Le deuxième commencement (André Schneider, 2012) : se revoir
Un article de Gaspard Granaud, POP AND FILMS, 29 septembre 2014.
André (André Scheneider) et Laurent (Laurent Delpit) se sont aimés pendant 10 ans à Paris malgré leurs différences. André est allemand (il avait quitté Berlin pour vivre avec son compagnon) et metteur en scène de théâtre. Il aime se confronter, lire en l’autre comme dans un livre ouvert, être rassuré. Laurent, un poil plus âgé, est parisien et photographe. S’il pensait s’être livré comme jamais lors de sa longue relation, aux yeux d’André il est resté un mystère, charmant mais à terme toxique. Ils se sont aimés mais ils ont fini par se faire du mal. Ils se sont séparés. Trois ans après cette rupture difficile, André est retourné en Allemagne et est reparti de zéro : il a essayé de se faire de nouveaux amis, s’est consacré à son travail et savoure le goût d’une relation légère qu’il s’autorise enfin à vivre. Mais après ces années de silence, un jour, Laurent appelle son ex pour l’avertir qu’il vient à Berlin pour le voir. André l’accueille chez lui le temps d’un week end et c’est l’occasion pour eux d’échanger en toute sincérité… et de voir si ce qui les unissait est toujours là, de se demander si un deuxième commencement est possible…

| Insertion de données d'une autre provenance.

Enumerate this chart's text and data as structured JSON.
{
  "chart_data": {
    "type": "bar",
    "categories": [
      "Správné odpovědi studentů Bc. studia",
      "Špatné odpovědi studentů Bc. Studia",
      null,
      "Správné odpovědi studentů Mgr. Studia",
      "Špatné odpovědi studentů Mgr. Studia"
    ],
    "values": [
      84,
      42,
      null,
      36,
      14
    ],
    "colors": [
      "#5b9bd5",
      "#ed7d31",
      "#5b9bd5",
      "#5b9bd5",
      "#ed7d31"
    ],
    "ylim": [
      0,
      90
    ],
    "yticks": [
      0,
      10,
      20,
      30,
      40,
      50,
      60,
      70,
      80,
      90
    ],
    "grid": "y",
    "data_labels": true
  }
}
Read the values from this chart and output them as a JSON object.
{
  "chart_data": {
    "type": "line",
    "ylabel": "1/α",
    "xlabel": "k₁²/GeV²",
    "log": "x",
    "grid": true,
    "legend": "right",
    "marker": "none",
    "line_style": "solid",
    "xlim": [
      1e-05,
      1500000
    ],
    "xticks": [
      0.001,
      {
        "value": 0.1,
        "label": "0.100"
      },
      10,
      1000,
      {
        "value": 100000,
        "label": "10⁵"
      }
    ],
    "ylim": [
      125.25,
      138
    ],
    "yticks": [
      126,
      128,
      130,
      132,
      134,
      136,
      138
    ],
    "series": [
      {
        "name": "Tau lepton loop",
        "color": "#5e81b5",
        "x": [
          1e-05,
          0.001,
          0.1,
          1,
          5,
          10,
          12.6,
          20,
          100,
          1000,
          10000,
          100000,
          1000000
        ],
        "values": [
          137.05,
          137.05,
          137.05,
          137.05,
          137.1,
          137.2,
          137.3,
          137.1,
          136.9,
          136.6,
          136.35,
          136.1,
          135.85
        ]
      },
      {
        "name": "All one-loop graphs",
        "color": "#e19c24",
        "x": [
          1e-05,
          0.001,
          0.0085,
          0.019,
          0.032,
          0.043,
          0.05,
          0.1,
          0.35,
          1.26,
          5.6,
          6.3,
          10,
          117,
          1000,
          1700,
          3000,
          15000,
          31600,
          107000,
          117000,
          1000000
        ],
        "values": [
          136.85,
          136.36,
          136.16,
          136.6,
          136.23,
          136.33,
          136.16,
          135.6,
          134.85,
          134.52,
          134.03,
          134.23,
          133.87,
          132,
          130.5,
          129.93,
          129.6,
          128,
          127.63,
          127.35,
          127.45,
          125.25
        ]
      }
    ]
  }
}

Scénariste des amusantes comédies berlinoises Nos jours légers et Men to kiss (mais aussi du prochain film attendu de Antony Hickling, One Deep Breath), André Schneider passe à la réalisation avec le moyen-métrage Le deuxième commencement. On devine un récit très personnel, mis en avant par un texte à fleur de peau. Au départ, le spectateur peut être sur ses gardes : l’interprétation est sur le fil, il y a des maladresses, les dialogues sont beaux mais un peu encombrants. A la fois certains passages ne sonnent pas tout à fait juste et en même temps on se surprend à être touché car ce qui est dit est très intime et finalement très vrai. Et même s’ils ne sont pas toujours hyper à l’aise, les deux comédiens (André Schneider et Laurent Delpit) donnent l’impression de se mettre totalement à nu.
La première grande force de ce projet réalisé avec quelques bouts de ficelle, c’est sa faculté à jouer sur la frontière réalité-fiction. Pas de doute, c’est bien de la fiction. Mais en même temps (de par des passages d’interviews face caméra bien gérés, sublimant les visages) André Schneider parvient à donner l’impression que ces deux garçons sont bien réels. Au fil des minutes, on s’attache énormément à eux, on les écoute comme deux amis, on comprend leurs désaccords tout en ayant envie qu’ils se donnent une seconde chance. On peut aussi facilement tomber amoureux du charmant Laurent Delpit dont le visage, la petite barbe et le joli torse poilu sont sublimés. C’est un film avec lequel on finit curieusement par ne plus faire qu’un, revivant ses propres expériences, se projetant. Les moyens sont réduits mais l’image très belle, c’est très « photographique ». Photographie d’un instant T et photographie de deux garçons différents qui ont envie de fusionner à nouveau. Dans l’intimité d’une chambre, par la force de regards doux qui sentent bon l’amour, une grande émotion (ainsi qu’une petite mélancolie) émerge de l’ensemble. On en ressort à la fois avec les yeux mouillés et le sourire, c’est craquant, pas parfait mais plein de cœur et de générosité. Un petit film ultra attachant, dont la petite musique vous poursuit.
A l’heure de l’écriture de ces lignes, Le deuxième commencement, qui avait été projeté au Festival Chéries Chéris, n’a pas encore trouvé d’éditeur DVD… On croise les doigts.